これらを含めた様々な「生命の部品」を彗星が運んでいるという学説が、最近では亜流ではなく、主流となってきているのが現実ですが、教科書が書き換えられるところにまでは至ってはいません。

それには「明確な証拠」が必要です。

今回のロゼッタのミッションはその可能性を「多少は」帯びたものだと思います。「多少は」と書いたのは、「彗星の内部深くまでは調べられないため」です。

彗星にバクテリアなどが生きた状態で存在するとすれば、凍結した上に温度変化の少ない彗星の内部でなければ無理です。基本的に微生物は、絶対零度(マイナス 273℃)などの超低温になっても死にませんし、むしろ長く保存されます。

これは、たとえば、精子の保存を考えるとわかりやすいと思います。これは動物の精子の保存についでてすが、高知大学農学部のサイトにある

細胞や組織を-196℃の液体窒素の温度に冷却すると、(略)生存させたまま半永久的に保存することができます。

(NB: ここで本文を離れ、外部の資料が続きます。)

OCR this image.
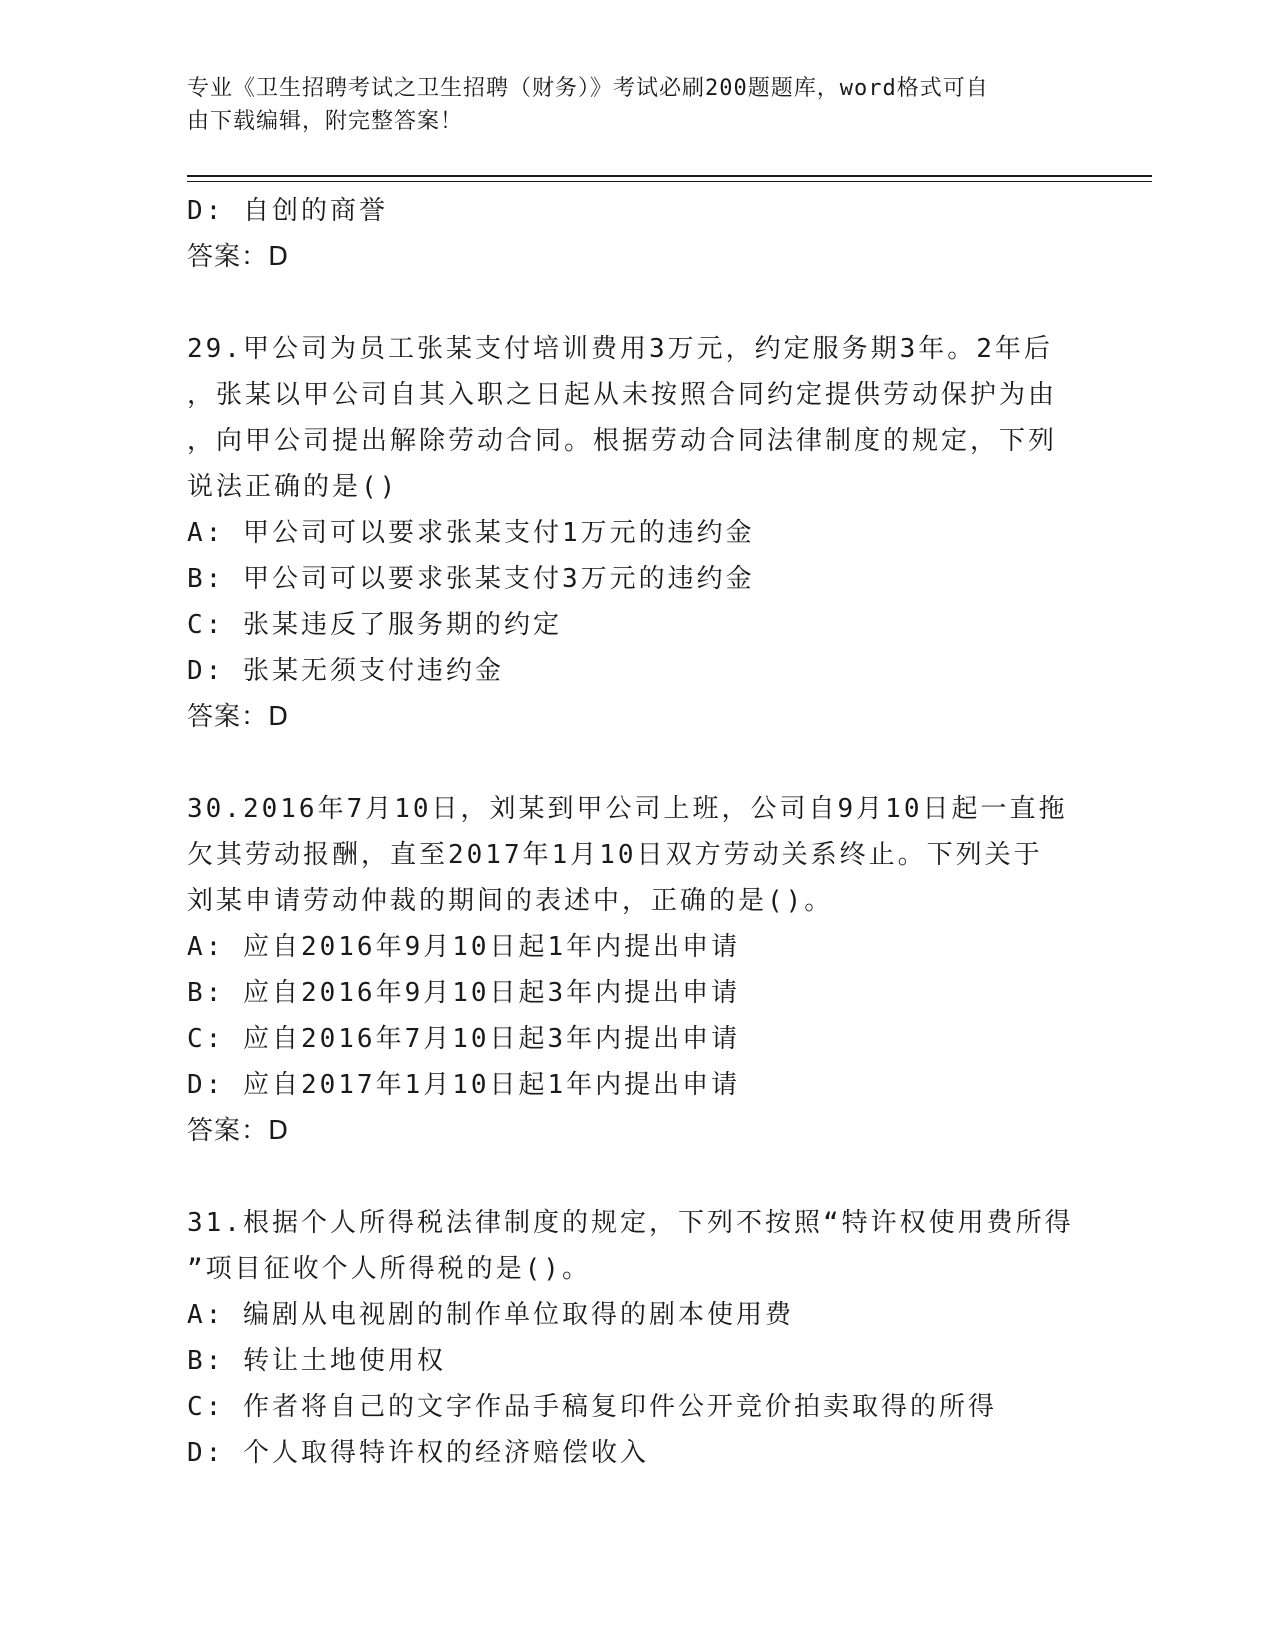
专业《卫生招聘考试之卫生招聘（财务）》考试必刷200题题库，word格式可自
由下载编辑，附完整答案！
D: 自创的商誉
答案：D
29.甲公司为员工张某支付培训费用3万元，约定服务期3年。2年后
，张某以甲公司自其入职之日起从未按照合同约定提供劳动保护为由
，向甲公司提出解除劳动合同。根据劳动合同法律制度的规定，下列
说法正确的是()
A: 甲公司可以要求张某支付1万元的违约金
B: 甲公司可以要求张某支付3万元的违约金
C: 张某违反了服务期的约定
D: 张某无须支付违约金
答案：D
30.2016年7月10日，刘某到甲公司上班，公司自9月10日起一直拖
欠其劳动报酬，直至2017年1月10日双方劳动关系终止。下列关于
刘某申请劳动仲裁的期间的表述中，正确的是()。
A: 应自2016年9月10日起1年内提出申请
B: 应自2016年9月10日起3年内提出申请
C: 应自2016年7月10日起3年内提出申请
D: 应自2017年1月10日起1年内提出申请
答案：D
31.根据个人所得税法律制度的规定，下列不按照“特许权使用费所得
”项目征收个人所得税的是()。
A: 编剧从电视剧的制作单位取得的剧本使用费
B: 转让土地使用权
C: 作者将自己的文字作品手稿复印件公开竞价拍卖取得的所得
D: 个人取得特许权的经济赔偿收入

という記述のように、大型生物は無理でしょうが、気温が低い中では微生物なら事実上永久に保存されます。

幸い宇宙空間はそのような極めて低い気温の場所で、「小さな生命の保存場所としては最適」の空間ですが、太陽などの近くを通る時には、彗星の表面温度が激しく変化しますので、彗星の表面は生命の居場所としては適しません。彗星内部に豊富な有機物が存在するのではないかと思われます。

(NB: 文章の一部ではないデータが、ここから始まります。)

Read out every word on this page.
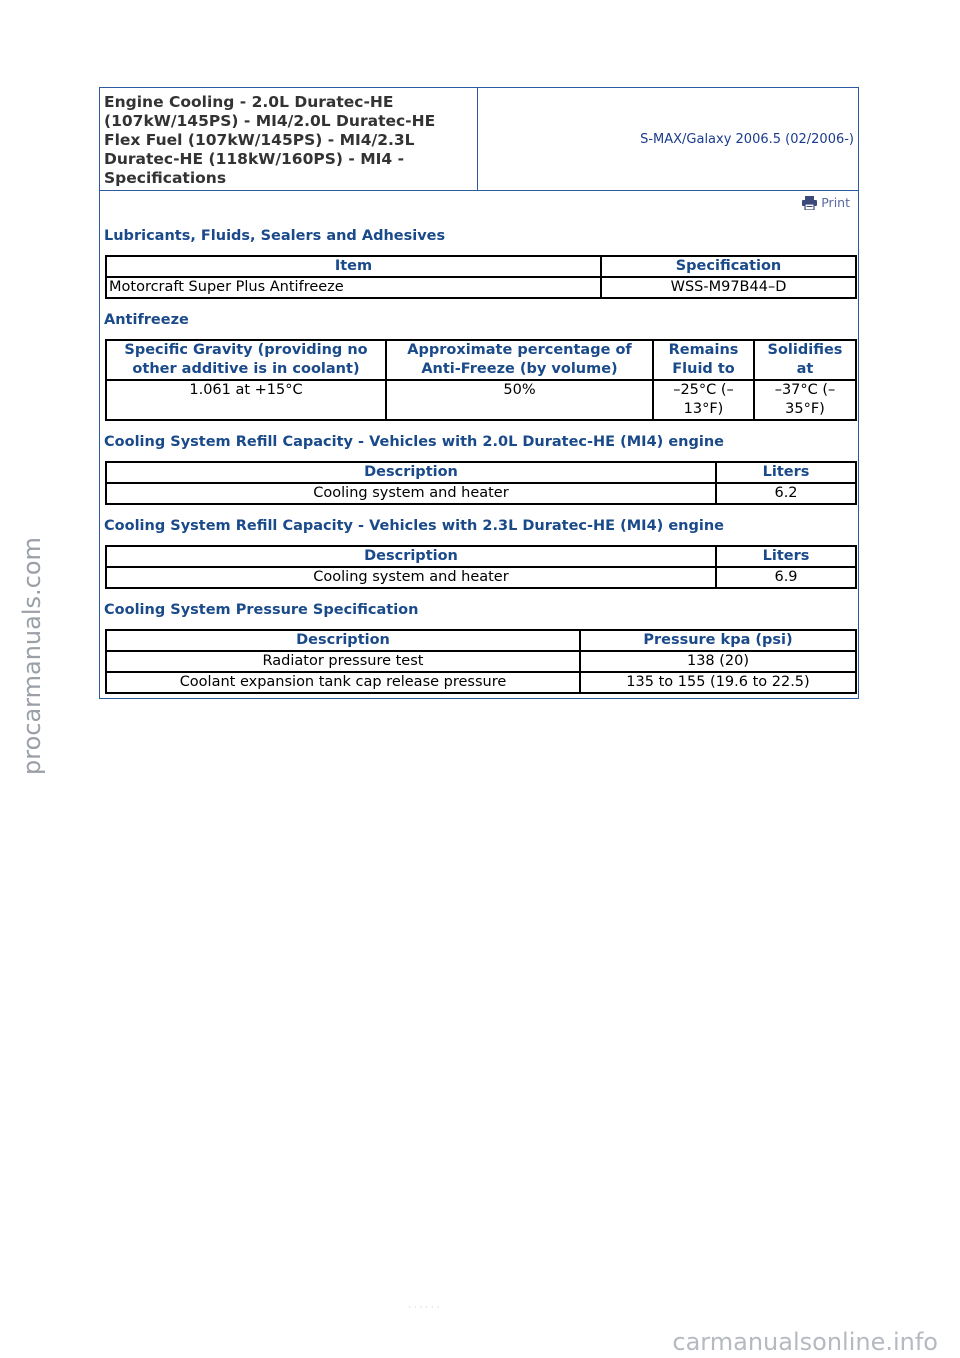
Engine Cooling - 2.0L Duratec-HE (107kW/145PS) - MI4/2.0L Duratec-HE Flex Fuel (107kW/145PS) - MI4/2.3L Duratec-HE (118kW/160PS) - MI4 - Specifications
S-MAX/Galaxy 2006.5 (02/2006-)
Print
Lubricants, Fluids, Sealers and Adhesives
Item	Specification
Motorcraft Super Plus Antifreeze	WSS-M97B44–D
Antifreeze
Specific Gravity (providing no other additive is in coolant)	Approximate percentage of Anti-Freeze (by volume)	Remains Fluid to	Solidifies at
1.061 at +15°C	50%	–25°C (–13°F)	–37°C (–35°F)
Cooling System Refill Capacity - Vehicles with 2.0L Duratec-HE (MI4) engine
Description	Liters
Cooling system and heater	6.2
Cooling System Refill Capacity - Vehicles with 2.3L Duratec-HE (MI4) engine
Description	Liters
Cooling system and heater	6.9
Cooling System Pressure Specification
Description	Pressure kpa (psi)
Radiator pressure test	138 (20)
Coolant expansion tank cap release pressure	135 to 155 (19.6 to 22.5)
· · · · · ·
procarmanuals.com
carmanualsonline.info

そんなこともあり、表面だけの調査は、パンスペルミア説の証明にとってはそんなに意味があるわけではないというのが正直なところですが……それでも、探査機ロゼッタをチュリュモフ・ゲラシメンコ彗星に向かわせたミッションに、彗星と生命の関係の調査が含まれることは確かだとは思います。


 

ここまでです。

ここにもありますように、私は、ロゼッタとフィラエの調査を本当に楽しみにしていましたし、結果も素晴らしいものでした。

そして、次はそれらの探査機たちが得たデータを生かすも殺すも人間ということがあり、それに関しても期待したいです。